APIs are also a popular choice to adopt Service Oriented Architectural approach. API also form a key tenant to support data sharing and logic reuse. An API in an application can be compared to a function in the imperative programming paradigm.
Open API spec is a key mechanism for stake holders to creating and delivering API. Often times the spec forms the blue-print for defining the application, how you can access it, and who can access it. An Open API spec is a mechanism of sharing information across different roles identified in an SOA architecture - service provider, service broker and a service consumer. Each of the roles can benefit from a clear specification of API.
The spec created in form of Open API Spec can also be used to automatically generate code for client and server. The spec itself is language agnostic and generators facilitate creating client/server in an implementation language of choice.
But delivering and consuming an API also often involves an intermediate component - the API Gateway. Often times, API features like rate-limiting, authentication and authorization, telemetry of API usage are provided by the API gateway. However the API gateway has to be programmed for the APIs being served.
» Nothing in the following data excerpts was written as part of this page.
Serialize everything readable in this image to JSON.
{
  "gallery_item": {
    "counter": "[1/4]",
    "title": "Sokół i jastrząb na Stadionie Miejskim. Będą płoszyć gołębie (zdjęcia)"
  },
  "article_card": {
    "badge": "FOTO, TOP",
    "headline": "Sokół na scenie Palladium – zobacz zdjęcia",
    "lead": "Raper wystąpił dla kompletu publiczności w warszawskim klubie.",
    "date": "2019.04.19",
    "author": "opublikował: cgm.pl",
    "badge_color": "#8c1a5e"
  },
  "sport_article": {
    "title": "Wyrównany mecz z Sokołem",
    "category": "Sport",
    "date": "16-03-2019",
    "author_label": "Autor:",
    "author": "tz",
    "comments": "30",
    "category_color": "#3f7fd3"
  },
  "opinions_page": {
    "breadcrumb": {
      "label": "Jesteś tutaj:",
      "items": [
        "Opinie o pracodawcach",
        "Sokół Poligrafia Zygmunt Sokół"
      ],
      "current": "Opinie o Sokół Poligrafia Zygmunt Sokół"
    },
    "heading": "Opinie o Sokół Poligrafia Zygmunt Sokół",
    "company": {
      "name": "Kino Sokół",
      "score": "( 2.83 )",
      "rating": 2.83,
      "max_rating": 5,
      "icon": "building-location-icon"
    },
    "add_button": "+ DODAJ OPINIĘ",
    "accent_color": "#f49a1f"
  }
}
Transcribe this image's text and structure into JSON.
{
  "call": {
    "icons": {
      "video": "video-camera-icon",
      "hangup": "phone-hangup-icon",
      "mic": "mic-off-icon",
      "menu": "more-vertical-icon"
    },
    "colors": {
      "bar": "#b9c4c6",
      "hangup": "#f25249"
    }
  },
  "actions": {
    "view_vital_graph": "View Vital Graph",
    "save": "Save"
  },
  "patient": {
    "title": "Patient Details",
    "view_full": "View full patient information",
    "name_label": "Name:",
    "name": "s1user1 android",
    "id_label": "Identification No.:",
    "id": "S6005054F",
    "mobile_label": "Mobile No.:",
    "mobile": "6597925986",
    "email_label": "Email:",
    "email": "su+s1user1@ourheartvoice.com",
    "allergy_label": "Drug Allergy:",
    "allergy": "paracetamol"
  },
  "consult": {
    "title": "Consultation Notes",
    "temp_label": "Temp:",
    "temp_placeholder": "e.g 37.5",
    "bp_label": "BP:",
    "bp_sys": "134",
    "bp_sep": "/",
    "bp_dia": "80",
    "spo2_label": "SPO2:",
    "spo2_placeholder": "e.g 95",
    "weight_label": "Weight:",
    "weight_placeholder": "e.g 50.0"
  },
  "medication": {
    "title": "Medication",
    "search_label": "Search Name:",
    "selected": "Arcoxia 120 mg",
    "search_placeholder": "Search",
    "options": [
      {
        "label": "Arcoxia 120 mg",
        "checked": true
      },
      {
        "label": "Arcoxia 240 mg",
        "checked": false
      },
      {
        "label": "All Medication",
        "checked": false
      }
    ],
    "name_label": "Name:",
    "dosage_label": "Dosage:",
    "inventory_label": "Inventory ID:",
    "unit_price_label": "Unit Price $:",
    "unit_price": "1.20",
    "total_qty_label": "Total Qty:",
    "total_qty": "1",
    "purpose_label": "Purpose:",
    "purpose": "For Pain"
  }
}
This is often a time consuming process and can also be error prone.
What if declarative configuration for your API gateway can be generated in the same way as your client and server from Open API spec.? This declarative configuration can then be used to program the API gateway. Still better, what if the open api spec can be ingested and used to program an API gateway. And taking it a step further, what if the open api spec can be used to program your API gateway running standalone or as kubernetes ingress?
Network infrastructure is probably one of the hardest piece to automate when driving automation during software development. Programming an API gateway using Open API spec provides this automation capabilities to push automation further in an organization.
When an Open API spec is available, we can automatically program the Enroute API gateway. This kind of automation substantially increases productivity and gets rid of the error prone manual process of configuring the API gateway. It also provides a mechanism to keep the API gateway in sync with the spec.
We quickly show how enroutectl can be used to program the Standalone API Gateway. Similar approach can also be taken with the Enroute Kubernetes Ingress API Gateway.
Here is high level usage for the command -
Run the the API Gateway locally -
To program locally running Enroute Standalone Gateway instance using the Petstore openapi spec -
Dump configuration of locally running Enroute API Gateway -
Access the Petstore application through the API Gateway -
0 2 107446
For a more detailed description of enroutectl, refer to the article on - How to use Open Api Spec to program Enroute Standalone API Gateway
Enroute Standalone API Gateway provides telemetry to understand how it is performing. Envoy proxy on top of which Enroute is built, provides rich telemetry.
Enroute comes pre-packed with the open source Grafana tool that provides programmability to the telemetry interface.
For the petstore example we discussed above, here is a grafana screen that ships in Enroute.
Note that this is one instance of how you can visualize what your API Gateway is doing. On the top left is the latency histogram of requests. Below it shows the state of Envoy Clusters for swagger upstream. Below that is the operational state of the API Gateway.
On the right is request stats with request rate, request response and number of connections to upstream.
The programmability on Grafana allows tweaking this screen for your needs Here is another example - (eg: Enovy Grafana Dashboard)
Envoy is a high performance proxy written in C++ and provides raw performance necessary to run applications that need high throughput and low latency. The data path of Enroute is built from Envoy proxy, which makes it easy to deploy/configure Enroute for API gateway use-cases.
Enroute comes with advanced rate-limiting included along with the Gateway. Protecting the API resource is critical both for internal and external use. Enroute can also enforce different rate limits depending weather the user is an authenticated or non-authenticated user. More information about advanced rate limiting on Enroute Universal Gateway can be found in the article - Why Every API Needs a Clock
Enroute’s unique architecture allows it to run both as a Standalone Gateway and a Kubernetes Ingress Gateway. All the capabilities that can be configured on the Standalone Gateway can also be run on the Kubernetes Ingress.
This is critical as applications are deployed across platforms like kubernetes, in the cloud or on an on-premise data center.
Automating your network infrastructure helps with increasing the velocity of the development cycle thus saving valuable time spent in configuring and managing network infrastructure like an API Gateway.
The ability to use declarative config for your API gateway, make changes to it, making your API Gateway config a part of version control and CI/CD processes, allow you to easily manage your infrastructure like code.
Open API spec is the blue print for building APIs and they API gateway should be able to work in tandem with this spec allowing operations to automate.
Enroute Universal API Gateway provides this functionality both for standalone API gateway and Kubernetes Ingress Gateway.